Das Buch direkt bei Amazon bestellen Birgit H. Hölscher
Treibjagd an Bord

Scherz TB
ISBN 3-502-51884-X

Ibo Schulz ist Personenschützerin mit einem kleinen Nebenjob: Sie arbeitet als Auftragskillerin für reiche Kunden.
Als eine Operation in Hongkong ansteht, entscheidet sie sich, auf dem Frachter "Soluna" nach Asien zu reisen. Skurrile Passagiere, ein charmanter Kapitän und die Weiten des Ozeans scheinen Urlaubsstimmung zu garantieren.
Doch diese Seefahrt ist alles andere als lustig - Ibo ist nicht die Einzige an Bord, die dunkle Absichten hegt ...

Rezension:
Ein recht ungewöhnlicher Schauplatz, den uns da die Sozialwissenschaftlerin Hölscher präsentiert - gleichzeitig aber ein Setting, in dem wie sonst selten eine "mouse-trap-Situation" geschaffen werden kann.
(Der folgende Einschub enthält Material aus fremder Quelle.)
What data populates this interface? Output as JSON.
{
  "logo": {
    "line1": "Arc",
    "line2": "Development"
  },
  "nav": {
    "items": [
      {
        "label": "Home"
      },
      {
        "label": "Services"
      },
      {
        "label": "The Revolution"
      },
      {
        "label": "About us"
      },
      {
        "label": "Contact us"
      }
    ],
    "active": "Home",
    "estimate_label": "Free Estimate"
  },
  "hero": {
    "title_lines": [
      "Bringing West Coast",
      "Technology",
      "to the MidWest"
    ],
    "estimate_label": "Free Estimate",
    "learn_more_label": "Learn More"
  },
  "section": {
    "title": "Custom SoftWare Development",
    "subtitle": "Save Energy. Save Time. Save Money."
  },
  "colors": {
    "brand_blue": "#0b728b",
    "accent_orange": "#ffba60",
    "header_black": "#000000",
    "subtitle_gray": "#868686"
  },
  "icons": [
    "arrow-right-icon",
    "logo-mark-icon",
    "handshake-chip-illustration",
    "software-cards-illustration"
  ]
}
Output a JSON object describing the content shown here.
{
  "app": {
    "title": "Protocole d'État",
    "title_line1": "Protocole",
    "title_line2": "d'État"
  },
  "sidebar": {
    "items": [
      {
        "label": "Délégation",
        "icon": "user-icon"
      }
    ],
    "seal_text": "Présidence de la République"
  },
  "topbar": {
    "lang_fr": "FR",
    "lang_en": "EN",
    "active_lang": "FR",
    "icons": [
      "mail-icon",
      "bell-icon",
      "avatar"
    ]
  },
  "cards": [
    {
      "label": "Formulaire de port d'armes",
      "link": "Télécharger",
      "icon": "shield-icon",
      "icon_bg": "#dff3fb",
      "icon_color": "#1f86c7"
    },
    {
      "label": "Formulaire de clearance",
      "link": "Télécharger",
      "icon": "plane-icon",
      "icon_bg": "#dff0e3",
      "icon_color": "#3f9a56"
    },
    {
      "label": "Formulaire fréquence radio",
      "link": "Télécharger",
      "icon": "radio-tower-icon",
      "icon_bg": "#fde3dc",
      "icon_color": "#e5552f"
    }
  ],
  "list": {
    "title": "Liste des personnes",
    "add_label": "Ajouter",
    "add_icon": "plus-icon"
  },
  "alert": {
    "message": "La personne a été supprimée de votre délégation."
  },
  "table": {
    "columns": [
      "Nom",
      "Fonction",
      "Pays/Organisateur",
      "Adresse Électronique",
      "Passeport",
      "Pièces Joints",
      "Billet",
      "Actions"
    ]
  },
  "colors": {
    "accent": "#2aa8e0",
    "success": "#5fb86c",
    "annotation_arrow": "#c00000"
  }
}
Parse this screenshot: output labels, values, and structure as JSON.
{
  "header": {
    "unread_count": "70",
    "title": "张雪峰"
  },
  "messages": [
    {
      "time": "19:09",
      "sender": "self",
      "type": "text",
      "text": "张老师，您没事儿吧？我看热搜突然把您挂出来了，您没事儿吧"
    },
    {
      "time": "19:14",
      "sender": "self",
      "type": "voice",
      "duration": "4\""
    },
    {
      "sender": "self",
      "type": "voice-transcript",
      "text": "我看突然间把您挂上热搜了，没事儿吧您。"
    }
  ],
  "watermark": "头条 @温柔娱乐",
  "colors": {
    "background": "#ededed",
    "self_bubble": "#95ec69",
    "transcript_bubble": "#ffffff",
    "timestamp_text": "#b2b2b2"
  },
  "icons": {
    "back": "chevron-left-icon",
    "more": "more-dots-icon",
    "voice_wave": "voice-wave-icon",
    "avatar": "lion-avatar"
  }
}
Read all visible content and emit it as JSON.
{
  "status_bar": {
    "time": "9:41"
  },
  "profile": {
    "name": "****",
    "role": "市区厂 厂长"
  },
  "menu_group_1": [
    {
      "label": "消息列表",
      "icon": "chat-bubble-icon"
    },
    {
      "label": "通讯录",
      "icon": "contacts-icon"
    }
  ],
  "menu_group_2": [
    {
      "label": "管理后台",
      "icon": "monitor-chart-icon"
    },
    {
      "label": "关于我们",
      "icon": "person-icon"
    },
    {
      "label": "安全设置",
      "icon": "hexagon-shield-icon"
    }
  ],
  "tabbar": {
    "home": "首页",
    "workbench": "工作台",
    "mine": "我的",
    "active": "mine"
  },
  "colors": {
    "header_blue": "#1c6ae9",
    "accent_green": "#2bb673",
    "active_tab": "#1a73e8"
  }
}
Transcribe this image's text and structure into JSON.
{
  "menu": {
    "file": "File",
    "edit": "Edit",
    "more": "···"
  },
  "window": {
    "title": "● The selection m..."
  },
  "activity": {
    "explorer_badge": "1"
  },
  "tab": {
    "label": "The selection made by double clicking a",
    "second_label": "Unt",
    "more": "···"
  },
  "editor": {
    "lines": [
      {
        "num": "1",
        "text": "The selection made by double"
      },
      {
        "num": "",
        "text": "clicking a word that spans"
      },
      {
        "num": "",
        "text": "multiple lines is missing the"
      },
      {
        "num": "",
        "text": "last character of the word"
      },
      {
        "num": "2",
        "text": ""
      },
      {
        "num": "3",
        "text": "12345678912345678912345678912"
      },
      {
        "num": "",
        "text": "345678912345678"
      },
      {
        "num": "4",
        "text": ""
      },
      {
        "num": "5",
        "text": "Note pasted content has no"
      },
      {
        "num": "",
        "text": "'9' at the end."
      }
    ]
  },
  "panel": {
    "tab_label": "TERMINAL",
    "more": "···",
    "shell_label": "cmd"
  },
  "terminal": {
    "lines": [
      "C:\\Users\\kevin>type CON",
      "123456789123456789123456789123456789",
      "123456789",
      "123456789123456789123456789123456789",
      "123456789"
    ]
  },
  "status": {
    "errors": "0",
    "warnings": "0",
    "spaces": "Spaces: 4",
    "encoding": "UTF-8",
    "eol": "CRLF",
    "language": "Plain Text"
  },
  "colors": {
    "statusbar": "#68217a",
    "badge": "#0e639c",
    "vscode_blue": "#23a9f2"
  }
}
Denn schließlich kann kein Verdächtiger auf einem Schiff so einfach das Weite suchen.
Schön ist: Die schwimmende Mausefalle beherrbergt so einige skurrile Charaktere - schade ist, dass der Bösewicht von Anfang an fest steht.
Wobei Hölscher im furiosen Finale noch einmal sämtliche einer Autorin (noch dazu einer, die, wie diese in den unterschiedlichsten Milieus verdeckte Recherchen durchführte) zur Verfügung stehenden Mittel ausreizt, um den Leser zu verblüffen.
Interessant auch die Wandlung, die die Heldin im Verlauf der Geschichte durchmacht - seltsam und unbefriedigend, wenn nicht fast schon unglaubwürdig, wie die Protagonistin ganz am Schluß ihr komplettes Weltbild und ihre bisherige Tätigkeit in Frage stellt.
Insgesamt aber ein durchaus spannendes und unterhaltsames Werk - nur vielleicht mit ein paar zu vielen losen Enden, die sich aber durchaus als Einstieg für einen Folgeband eignen könnten ...

Miss Sophie

***

Damit das schon mal klar ist: Die SOLUNA ist kein Traumschiff, sondern ein stinknormaler Frachter, dessen Reederei sich etwas dazu verdient, indem sie Passagiere mitnimmt.
Und damit auch das klar ist: Ingeborg "Ibo" Schulz, die auf der SOLUNA in eine seltsame Mordgeschichte verstrickt wird, ist auch keine der süßen kleinen Krimi-Ladies, die sich mit Strickzeug und klugen Sprüchen durch einen Kriminalfall tüfteln.
Nein, Ibo Schulz ist eine Miet-Killerin auf dem Weg zur Arbeit: In Hongkong soll sie jemandem das Licht ausblasen, aber soweit kommt es gar nicht: Auf der SOLUNA stirbt die Gattin eines der Passagiere.
Unfall oder Mord - Stoff genug für die gelangweilten Reisenden, sich den Kopf zu zerbrechen. Bis auf Kanowitsch, den mysteriösen Russen, machen alle mit: Romy, der Transvestit aus Holland, Erwe, der skurrile Heftchen-Schriftsteller oder Olga Petrowa, die spät erblühte Männerjägerin.
Ein Szenario wie von Agatha Christie ersonnen - aber Birgit H. Hölscher. Marlowe-Preisträgerin von 2001 lässt sich nicht darauf ein, die einhundertunderste Version von "Tod auf dem Nil" zu schreiben. Sie konzentriert sich auf Ibo Schulz und das Dilemma, in das die auf einmal gerutscht ist: Als Killerin plötzlich mit der Aufdeckung eines Mordes zu tun zu haben. Dann wenn noch was klar ist, dann das: Je schneller man den Täter unter Passagieren oder Personal gefunden hat, desto schneller kehrt wieder Ruhe ein auf der SOLUNA.
Das allein ist schon eine interessanter Ansatz für eine Kriminalgeschichte, aber als eine der unkonventionellsten Autorinnen der deutschen Krimi-Szene zieht Birgit H. Hölscher die Schraube noch ein Stückchen weiter an und dreht das Murder-Mystery geschickt in einen Action-Thriller: Agatha Christie meets Alistair MacLean.
Das ist nicht nur gut so, sondern ganz ausgezeichnet: eine belebende Mixtur aus Standardsituationen und ungewöhnlichen Seitenblicken. Mit Ibo Schulz als ungewöhnlicher Heldin gehen wir endlich einmal abseits der gequälten "Frauen morden besser"-Pauschalreisen auf Tour: das hier ist Krimi der Luxusklasse, mit einem beeindruckenden bad girl als Reisebegleiterin.